Could Brennan’s absence have helped his family? If not his absence, then something he intended to—
Baedeker erupted into noise: a frenzied and arrhythmic bleating, jarringly atonal. Sigmund’s concentration faltered. The rickety structure of inference and conjecture collapsed.
With a shudder, Baedeker regained control of himself. His flanks trembled. His heads twitched, stealing peeks at the exit.
“Unending conflict among the Pak clans,” Kirsten said wonderingly. “That’s why eons passed between the colony ship and the rescue attempt. Resources gathered to prepare for such an epic journey would tempt every other clan. It’s probably why, in millions of years, the Pak have not advanced beyond fusion-powered ships. That’s the first good news we’ve had.”

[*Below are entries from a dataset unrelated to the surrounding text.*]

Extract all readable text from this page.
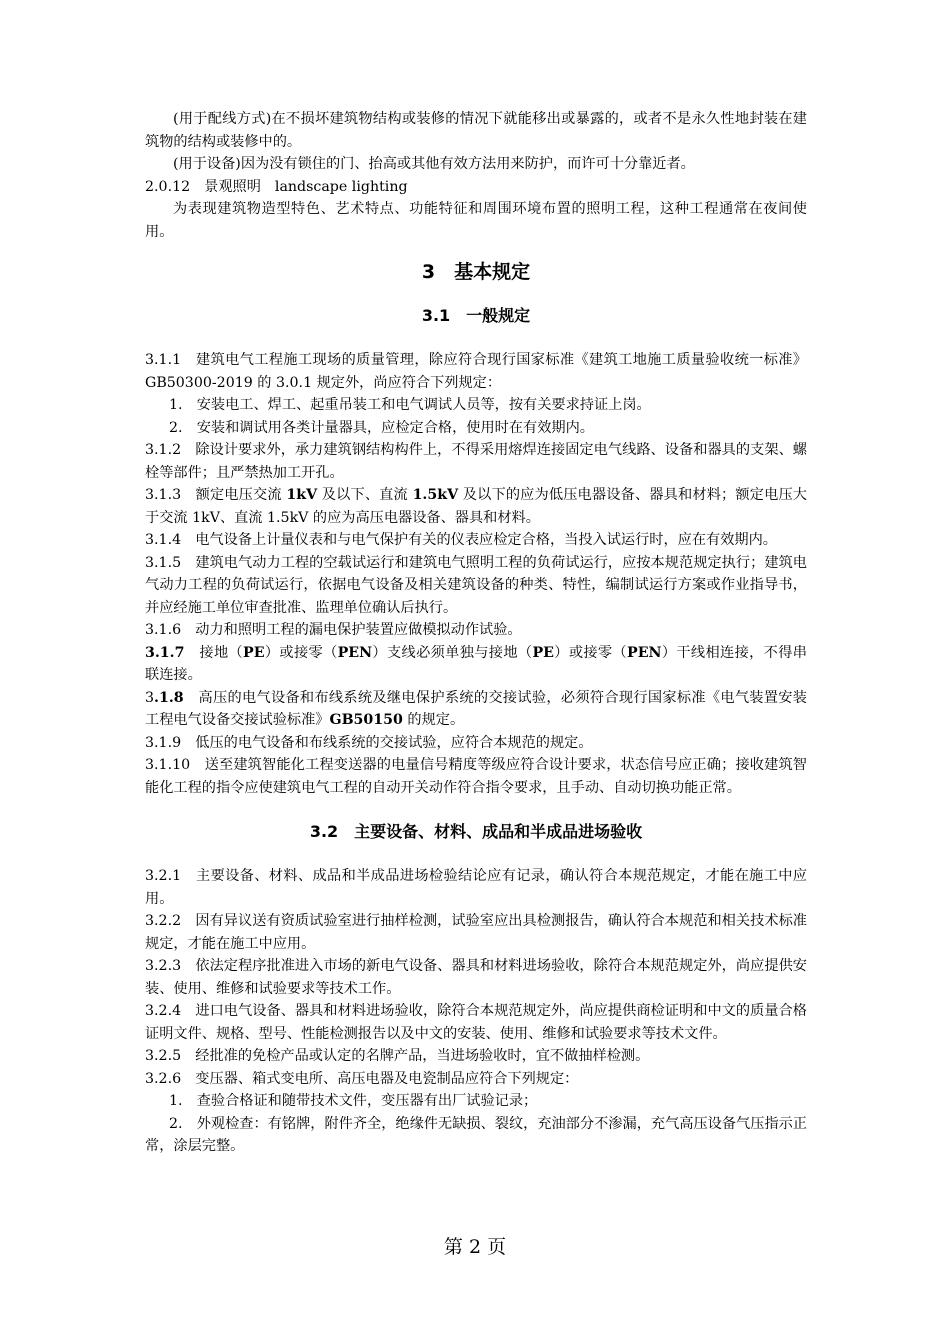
(用于配线方式)在不损坏建筑物结构或装修的情况下就能移出或暴露的，或者不是永久性地封装在建筑物的结构或装修中的。

(用于设备)因为没有锁住的门、抬高或其他有效方法用来防护，而许可十分靠近者。

2.0.12 景观照明 landscape lighting

为表现建筑物造型特色、艺术特点、功能特征和周围环境布置的照明工程，这种工程通常在夜间使用。

3　基本规定
3.1　一般规定

3.1.1　建筑电气工程施工现场的质量管理，除应符合现行国家标准《建筑工地施工质量验收统一标准》GB50300-2019 的 3.0.1 规定外，尚应符合下列规定：

1.　安装电工、焊工、起重吊装工和电气调试人员等，按有关要求持证上岗。

2.　安装和调试用各类计量器具，应检定合格，使用时在有效期内。

3.1.2　除设计要求外，承力建筑钢结构构件上，不得采用熔焊连接固定电气线路、设备和器具的支架、螺栓等部件；且严禁热加工开孔。

3.1.3　额定电压交流 1kV 及以下、直流 1.5kV 及以下的应为低压电器设备、器具和材料；额定电压大于交流 1kV、直流 1.5kV 的应为高压电器设备、器具和材料。

3.1.4　电气设备上计量仪表和与电气保护有关的仪表应检定合格，当投入试运行时，应在有效期内。

3.1.5　建筑电气动力工程的空载试运行和建筑电气照明工程的负荷试运行，应按本规范规定执行；建筑电气动力工程的负荷试运行，依据电气设备及相关建筑设备的种类、特性，编制试运行方案或作业指导书，并应经施工单位审查批准、监理单位确认后执行。

3.1.6　动力和照明工程的漏电保护装置应做模拟动作试验。

3.1.7　接地（PE）或接零（PEN）支线必须单独与接地（PE）或接零（PEN）干线相连接，不得串联连接。

3.1.8　高压的电气设备和布线系统及继电保护系统的交接试验，必须符合现行国家标准《电气装置安装工程电气设备交接试验标准》GB50150 的规定。

3.1.9　低压的电气设备和布线系统的交接试验，应符合本规范的规定。

3.1.10　送至建筑智能化工程变送器的电量信号精度等级应符合设计要求，状态信号应正确；接收建筑智能化工程的指令应使建筑电气工程的自动开关动作符合指令要求，且手动、自动切换功能正常。

3.2　主要设备、材料、成品和半成品进场验收

3.2.1　主要设备、材料、成品和半成品进场检验结论应有记录，确认符合本规范规定，才能在施工中应用。

3.2.2　因有异议送有资质试验室进行抽样检测，试验室应出具检测报告，确认符合本规范和相关技术标准规定，才能在施工中应用。

3.2.3　依法定程序批准进入市场的新电气设备、器具和材料进场验收，除符合本规范规定外，尚应提供安装、使用、维修和试验要求等技术工作。

3.2.4　进口电气设备、器具和材料进场验收，除符合本规范规定外，尚应提供商检证明和中文的质量合格证明文件、规格、型号、性能检测报告以及中文的安装、使用、维修和试验要求等技术文件。

3.2.5　经批准的免检产品或认定的名牌产品，当进场验收时，宜不做抽样检测。

3.2.6　变压器、箱式变电所、高压电器及电瓷制品应符合下列规定：

1.　查验合格证和随带技术文件，变压器有出厂试验记录；

2.　外观检查：有铭牌，附件齐全，绝缘件无缺损、裂纹，充油部分不渗漏，充气高压设备气压指示正常，涂层完整。

第 2 页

Good news? No, Sigmund thought sadly, she doesn’t get it. Millions of years in ceaseless warfare, clan against clan. Millions of years of natural selection: for tactical brilliance, combat prowess, and utter ruthlessness. Millions of years evolving into the galaxy’s consummate warriors.
That was who, in hundreds upon hundreds of ships, killing every civilization in sight, was rushing down New Terra’s throat. . . .
What good could come of burdening everyone with Sigmund’s own sense of doom? It was time, yet again, to change the subject. “That’s enough for now. I need to talk to the prisoner.”
26
Thssthfok strode about his cell, his eyes in constant motion.
His only value to his captors was the information he might give them—and he was determined to give them nothing useful. He could serve the Pak by escaping. Or by dying.